The Housing Plan
The next component of the ongoing economic policy roll out is the housing support announced by Obama yesterday. The real estate business is the epicenter of our current crisis so calming things down in housing is essential to the success of the whole economic recovery plan.
Here are the details of the plan, from this morning’s New York Times:
Obama Housing Plan Tries to Slow Downward Spiral
The plan attacks the problems of two major segments of home owners.
First are those who have what are called ‘conforming’ loans. These are mortgages that conform to the standards of Fannie Mae or Freddie Mac. They are, by definition, not sub-prime. One of the mistakes we can all make is to focus our attention too much on the sub-prime loan market. Those are the loans that were typically made by companies like Countrywide, and had the most foolish of standards. Those low lending standards are what made the loans sub-prime aka ‘nonconforming’.
But even borrowers who put in proper down payments and are current on their payments are having difficulties. Usually this is due to the drop in home prices wiping out the equity they originally put in and so rendering the borrower unable to re-finance. So part one of the Obama plan is targeted to help these conforming loan borrowers. It does this by injecting a ton of money into Freedie Mac and Fannie Mae and relaxing the re-financing rules. The purpose here is to make it possible for borrowers to get smaller monthly payments and thus increase their financial security.
The second major plank of the plan is aimed at the sub prime market. The notion is that lenders should be encouraged to renegotiate untenable terms and thus accommodate the borrowers need to get smaller monthly payments. Frankly I would have liked the plan to include incentives for lenders to write down part of the principal as well, but this is a start.
Overall the plan will clearly have an effect on the housing market. It will ameliorate but not cure the foreclosure crisis which will help slow the decline in prices. It is the burst of foreclosures that has blown a hole in house values in some areas, so anything that slows the rate of foreclosures helps all homeowners, not just those in financial trouble.
So by mobilizing and enabling both refinancing and loan modification the plan goes about as far as it can toward stabilization of the market.
Problems with implementation will arise where lenders think that the costs of renegotiating are high with respect to the costs of foreclosing. In those instances they will still foreclose. The plan has no compulsory component preventing this, so I imagine in some parts of the country, depending on local laws etc, foreclosure will still be commonplace.
Lastly, and by way of a rant, I find it somewhat galling that we continue to extend all sorts of privilege to homeownership. This country’s obsession with housing got us into the current mess. We have long given homeowners all sorts of tax breaks which has skewed investment toward housing with the recent bubble in values being one result. Now we are extending even more welfare to help people keep homes they probably should never have bought, and may not have done had it not been for the tax breaks.
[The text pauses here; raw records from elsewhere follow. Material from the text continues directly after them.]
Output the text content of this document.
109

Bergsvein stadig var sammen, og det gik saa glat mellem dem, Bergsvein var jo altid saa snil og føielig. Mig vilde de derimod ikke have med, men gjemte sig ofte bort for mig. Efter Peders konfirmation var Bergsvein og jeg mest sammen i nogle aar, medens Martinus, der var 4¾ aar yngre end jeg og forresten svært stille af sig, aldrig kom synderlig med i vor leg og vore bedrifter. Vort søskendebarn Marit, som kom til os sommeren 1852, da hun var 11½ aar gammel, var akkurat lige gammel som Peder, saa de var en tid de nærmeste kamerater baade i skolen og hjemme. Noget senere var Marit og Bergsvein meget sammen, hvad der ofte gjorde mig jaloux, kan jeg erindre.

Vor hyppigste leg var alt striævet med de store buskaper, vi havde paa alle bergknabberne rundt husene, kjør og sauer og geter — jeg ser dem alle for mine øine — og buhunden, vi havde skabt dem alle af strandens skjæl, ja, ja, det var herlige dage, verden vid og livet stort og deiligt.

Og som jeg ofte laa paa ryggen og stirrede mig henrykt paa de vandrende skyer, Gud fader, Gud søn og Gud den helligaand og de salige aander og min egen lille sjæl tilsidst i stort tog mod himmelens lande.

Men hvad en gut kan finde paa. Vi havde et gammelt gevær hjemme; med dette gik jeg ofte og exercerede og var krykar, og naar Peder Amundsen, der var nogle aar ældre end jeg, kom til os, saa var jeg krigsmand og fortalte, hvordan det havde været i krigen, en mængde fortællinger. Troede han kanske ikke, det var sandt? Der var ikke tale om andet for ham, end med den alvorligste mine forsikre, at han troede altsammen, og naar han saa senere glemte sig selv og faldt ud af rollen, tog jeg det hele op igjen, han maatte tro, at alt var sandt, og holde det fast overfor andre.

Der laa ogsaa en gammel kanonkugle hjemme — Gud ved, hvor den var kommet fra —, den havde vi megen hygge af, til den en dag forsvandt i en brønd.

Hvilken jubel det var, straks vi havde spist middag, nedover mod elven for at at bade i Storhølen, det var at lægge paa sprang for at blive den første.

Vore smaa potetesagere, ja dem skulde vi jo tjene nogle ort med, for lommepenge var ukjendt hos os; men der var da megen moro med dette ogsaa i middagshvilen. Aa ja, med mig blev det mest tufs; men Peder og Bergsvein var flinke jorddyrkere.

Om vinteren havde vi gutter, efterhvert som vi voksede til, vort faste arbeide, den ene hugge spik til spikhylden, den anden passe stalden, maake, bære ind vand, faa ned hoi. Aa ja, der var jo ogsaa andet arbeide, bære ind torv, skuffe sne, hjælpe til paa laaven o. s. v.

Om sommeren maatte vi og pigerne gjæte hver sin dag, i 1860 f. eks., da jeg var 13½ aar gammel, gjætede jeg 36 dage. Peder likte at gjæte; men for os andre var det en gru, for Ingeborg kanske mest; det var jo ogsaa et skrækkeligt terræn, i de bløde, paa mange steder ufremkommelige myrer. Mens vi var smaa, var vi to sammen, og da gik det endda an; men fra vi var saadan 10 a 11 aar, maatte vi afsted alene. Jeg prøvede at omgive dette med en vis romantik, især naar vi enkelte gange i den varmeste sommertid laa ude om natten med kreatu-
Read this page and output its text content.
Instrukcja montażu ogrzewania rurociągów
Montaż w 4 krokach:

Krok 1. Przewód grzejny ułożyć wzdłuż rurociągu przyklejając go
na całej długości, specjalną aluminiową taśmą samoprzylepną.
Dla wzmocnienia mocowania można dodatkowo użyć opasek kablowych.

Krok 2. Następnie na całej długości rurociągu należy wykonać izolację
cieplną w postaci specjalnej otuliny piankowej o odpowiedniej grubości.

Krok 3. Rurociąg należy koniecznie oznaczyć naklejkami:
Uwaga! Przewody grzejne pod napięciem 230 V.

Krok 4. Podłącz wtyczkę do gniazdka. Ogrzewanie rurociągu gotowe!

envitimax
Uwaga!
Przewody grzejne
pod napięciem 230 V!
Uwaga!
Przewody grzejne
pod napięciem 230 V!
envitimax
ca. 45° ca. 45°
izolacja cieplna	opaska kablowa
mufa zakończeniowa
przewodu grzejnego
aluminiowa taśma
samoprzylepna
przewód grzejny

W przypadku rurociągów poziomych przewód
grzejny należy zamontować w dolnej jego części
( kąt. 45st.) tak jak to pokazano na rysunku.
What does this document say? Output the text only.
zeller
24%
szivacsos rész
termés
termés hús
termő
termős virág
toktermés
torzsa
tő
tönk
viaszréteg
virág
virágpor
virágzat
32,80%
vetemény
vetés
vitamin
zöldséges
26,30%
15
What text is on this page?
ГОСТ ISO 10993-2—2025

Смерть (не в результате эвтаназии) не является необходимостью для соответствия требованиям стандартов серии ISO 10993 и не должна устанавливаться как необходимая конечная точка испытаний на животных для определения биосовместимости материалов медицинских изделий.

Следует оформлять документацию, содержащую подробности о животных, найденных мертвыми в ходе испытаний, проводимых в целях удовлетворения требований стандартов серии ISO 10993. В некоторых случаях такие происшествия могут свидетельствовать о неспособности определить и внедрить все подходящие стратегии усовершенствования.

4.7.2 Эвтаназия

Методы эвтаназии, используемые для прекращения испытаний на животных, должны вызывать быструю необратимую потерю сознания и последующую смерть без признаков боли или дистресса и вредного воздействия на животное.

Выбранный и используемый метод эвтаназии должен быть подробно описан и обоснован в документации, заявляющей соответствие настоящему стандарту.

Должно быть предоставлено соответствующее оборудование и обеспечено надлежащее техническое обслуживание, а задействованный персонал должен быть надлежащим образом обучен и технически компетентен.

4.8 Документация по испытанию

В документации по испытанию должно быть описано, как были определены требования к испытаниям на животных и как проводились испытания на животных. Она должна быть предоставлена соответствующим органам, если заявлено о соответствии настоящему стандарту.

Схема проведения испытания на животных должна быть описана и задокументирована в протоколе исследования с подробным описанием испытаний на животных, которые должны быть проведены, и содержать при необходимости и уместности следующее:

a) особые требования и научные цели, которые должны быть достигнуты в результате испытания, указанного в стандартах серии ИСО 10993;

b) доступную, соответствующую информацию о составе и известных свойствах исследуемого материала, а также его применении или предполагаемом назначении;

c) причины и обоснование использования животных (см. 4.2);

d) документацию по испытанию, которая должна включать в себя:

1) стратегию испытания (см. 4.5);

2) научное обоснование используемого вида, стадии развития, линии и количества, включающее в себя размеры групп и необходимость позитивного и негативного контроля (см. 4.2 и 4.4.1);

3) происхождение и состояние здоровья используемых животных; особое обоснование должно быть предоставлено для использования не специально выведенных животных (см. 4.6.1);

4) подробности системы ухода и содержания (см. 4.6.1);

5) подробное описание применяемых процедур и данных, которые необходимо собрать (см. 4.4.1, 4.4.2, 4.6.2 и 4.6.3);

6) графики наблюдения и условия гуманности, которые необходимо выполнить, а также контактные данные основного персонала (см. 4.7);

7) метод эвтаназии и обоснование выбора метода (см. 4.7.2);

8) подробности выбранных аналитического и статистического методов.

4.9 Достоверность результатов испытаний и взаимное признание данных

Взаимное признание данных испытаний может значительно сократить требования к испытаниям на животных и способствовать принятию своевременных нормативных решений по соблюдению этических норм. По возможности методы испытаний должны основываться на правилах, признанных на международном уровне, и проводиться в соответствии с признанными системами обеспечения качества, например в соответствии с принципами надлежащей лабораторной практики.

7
This has long been one of my gripes about the economy. The idea that this housing rescue plan targets mortgage payments of above 38% of income as ‘unaffordable’ is a massive insult to all those renter out there for whom 40% has become the norm. That 38% is before tax, but that 40% is not even a factor in the tax calculation. No wonder we have a lop sided housing market with too little good quality rental units available and a massive over supply of single family homes no one can afford.
The writer Richard Florida has an interesting article on this subject in this month’s Atlantic Monthly magazine, here: Reshaping America . I often disagree with Florida on some of his more sweeping ideas, but in this case he’s right. We need to rethink the notion that homeownership is an integral part of the ‘American Dream’. It places too much emphasis on real estate and not enough on lifestyle. Besides, a population that is tied to housing is less flexible, it cannot react to new job opportunities as well as a renter population can. The more homeowners we have the less mobility we have. And right now we need flexibility as we reconstruct the economy.
Just another part of our mythology that needs to change as we rebuild from the Reagan era?
Addendum:
The housing bailout is, predictably, attracting a lot of flak from right wingers who rant against taxpayer money being used to help ‘losers’ – that’s the word used by CNBC correspondent Rick Santelli who delivered his own rant from the floor of the Chicago Mercantile Exchange home to some of those mortgage backed security traders who we have come to love so much.
Now, as I have pointed out I am highly open to any suggestions that downgrades homeownership in the economic scheme of things. And I understand fully the issues surrounding moral hazard with respect to allowing people to avoid contracts they entered into freely. But, there is also such a thing as a community impact from the housing disaster. If enough homes are foreclosed upon in an area then even fully current and respectable homeowners can see their wealth eroded quickly. It is the attempt to reverse this downward pressure on the so-called ‘wealth effect’ that I can see as the justification for the plan. We need people to feel secure and that their wealth is not diminishing so that they can get back to spending.
We have a terrible and gaping consumption problem. The housing crisis contributes to it. Therefore we need to mobilize against the housing crisis for the other actions we are taking – like the stimulus package – to have full effect.
Were this simply a bailout of ‘losers’ I would be opposed.
And, please, let’s get over this homeownership thing.